Three structures show tertiary-butyl alcohol (a tertiary alcohol), trimethylamine (a tertiary amine) and tertiary butyl amine (a primary amine).

Compounds containing a nitrogen atom with four attached groups also exist, but the nitrogen atom must carry a formal positive charge. Such compounds are called quaternary ammonium salts.

The structure of a quaternary ammonium salt, which is a nitrogen positive linked to four R groups and an X negative ion.

Primary amines are named in the IUPAC system in several ways. For simple amines, the suffix -amine is added to the name of the alkyl substituent. You might also recall from the chapter on Benzene and Aromaticity that the aromatic phenylamine, H₂N–C₆H₅, has the common name aniline.

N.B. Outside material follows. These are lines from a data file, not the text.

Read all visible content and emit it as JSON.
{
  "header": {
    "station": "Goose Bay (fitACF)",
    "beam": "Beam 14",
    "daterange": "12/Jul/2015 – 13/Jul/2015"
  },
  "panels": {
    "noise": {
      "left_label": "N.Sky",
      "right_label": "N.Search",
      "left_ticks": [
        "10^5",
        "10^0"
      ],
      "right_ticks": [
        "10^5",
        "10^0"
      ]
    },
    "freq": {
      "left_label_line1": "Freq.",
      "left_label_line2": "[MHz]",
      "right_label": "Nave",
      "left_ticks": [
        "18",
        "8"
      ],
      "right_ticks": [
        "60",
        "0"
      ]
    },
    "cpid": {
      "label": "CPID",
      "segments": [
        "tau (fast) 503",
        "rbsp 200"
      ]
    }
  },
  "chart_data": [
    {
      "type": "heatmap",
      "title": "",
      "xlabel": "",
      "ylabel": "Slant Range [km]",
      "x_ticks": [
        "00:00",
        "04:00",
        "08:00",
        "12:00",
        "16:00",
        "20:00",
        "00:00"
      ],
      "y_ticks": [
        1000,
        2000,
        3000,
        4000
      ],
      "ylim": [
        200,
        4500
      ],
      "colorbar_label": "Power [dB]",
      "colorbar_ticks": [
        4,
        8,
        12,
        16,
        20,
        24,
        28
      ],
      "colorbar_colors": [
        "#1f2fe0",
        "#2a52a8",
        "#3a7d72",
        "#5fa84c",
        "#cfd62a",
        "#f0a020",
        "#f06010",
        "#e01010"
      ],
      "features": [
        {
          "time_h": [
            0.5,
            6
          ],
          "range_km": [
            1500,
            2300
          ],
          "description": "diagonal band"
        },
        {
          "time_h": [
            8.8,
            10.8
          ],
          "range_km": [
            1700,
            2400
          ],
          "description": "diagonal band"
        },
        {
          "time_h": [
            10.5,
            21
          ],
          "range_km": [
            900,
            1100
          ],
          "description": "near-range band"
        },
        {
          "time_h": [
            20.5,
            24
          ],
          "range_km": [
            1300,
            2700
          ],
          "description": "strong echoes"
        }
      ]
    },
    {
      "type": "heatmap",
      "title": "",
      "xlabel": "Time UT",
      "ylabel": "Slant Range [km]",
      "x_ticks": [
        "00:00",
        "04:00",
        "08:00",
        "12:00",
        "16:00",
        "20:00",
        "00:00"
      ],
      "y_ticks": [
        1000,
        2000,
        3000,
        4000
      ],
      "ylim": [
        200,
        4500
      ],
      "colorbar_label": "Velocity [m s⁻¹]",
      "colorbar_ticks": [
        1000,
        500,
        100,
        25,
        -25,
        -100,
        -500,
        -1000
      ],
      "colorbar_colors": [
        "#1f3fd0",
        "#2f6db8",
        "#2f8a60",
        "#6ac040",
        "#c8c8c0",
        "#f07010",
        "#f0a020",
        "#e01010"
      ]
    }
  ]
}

The structures of tertiary-butyl amine, cyclohexylamine, and aniline. Aniline is enclosed in square parentheses.

Alternatively, the suffix -amine can be used in place of the final -e in the name of the parent compound.

The structures of 4,4-dimethylcyclohexanamine and 1,4-butanediamine. 4,4-dimethylcyclohexanamine has cyclohexane ring with two methyl groups on C4 and amine on C1. 1,4-butanediamine is four-carbon chain with amines on C1 and C4.

Amines with more than one functional group are named by considering the −NH₂ as an amino substituent on the parent molecule.

The structures of 2-aminobutanoic acid, 2,4-diaminobenzoic acid and 4-amino-2-butanone. The carbon atoms of 2-aminobutanoic acid and 4-amino-2-butanone are numbered explicitly.

Symmetrical secondary and tertiary amines are named by adding the prefix di- or tri- to the alkyl group.

The structures of diphenylamine and triethylamine. Diphenylamine has two benzene rings linked to an N H group. Triethylamine has a nitrogen atom linked to three ethyl groups.

Unsymmetrically substituted secondary and tertiary amines are referred to as N-substituted primary amines. The largest alkyl group takes the parent name, and the other alkyl groups are considered N-substituents on the parent (N because they’re attached to nitrogen).

N,N-dimethylpropylamine has a nitrogen linked to two methyl and a propyl group. N-ethyl-N-methylcyclohexylamine has cyclohexane linked to a nitrogen. This is connected to methyl and ethyl group.

Heterocyclic amines—compounds in which the nitrogen atom occurs as part of a ring—are also common, and each different heterocyclic ring system has its own parent name. The heterocyclic nitrogen atom is always numbered as position 1.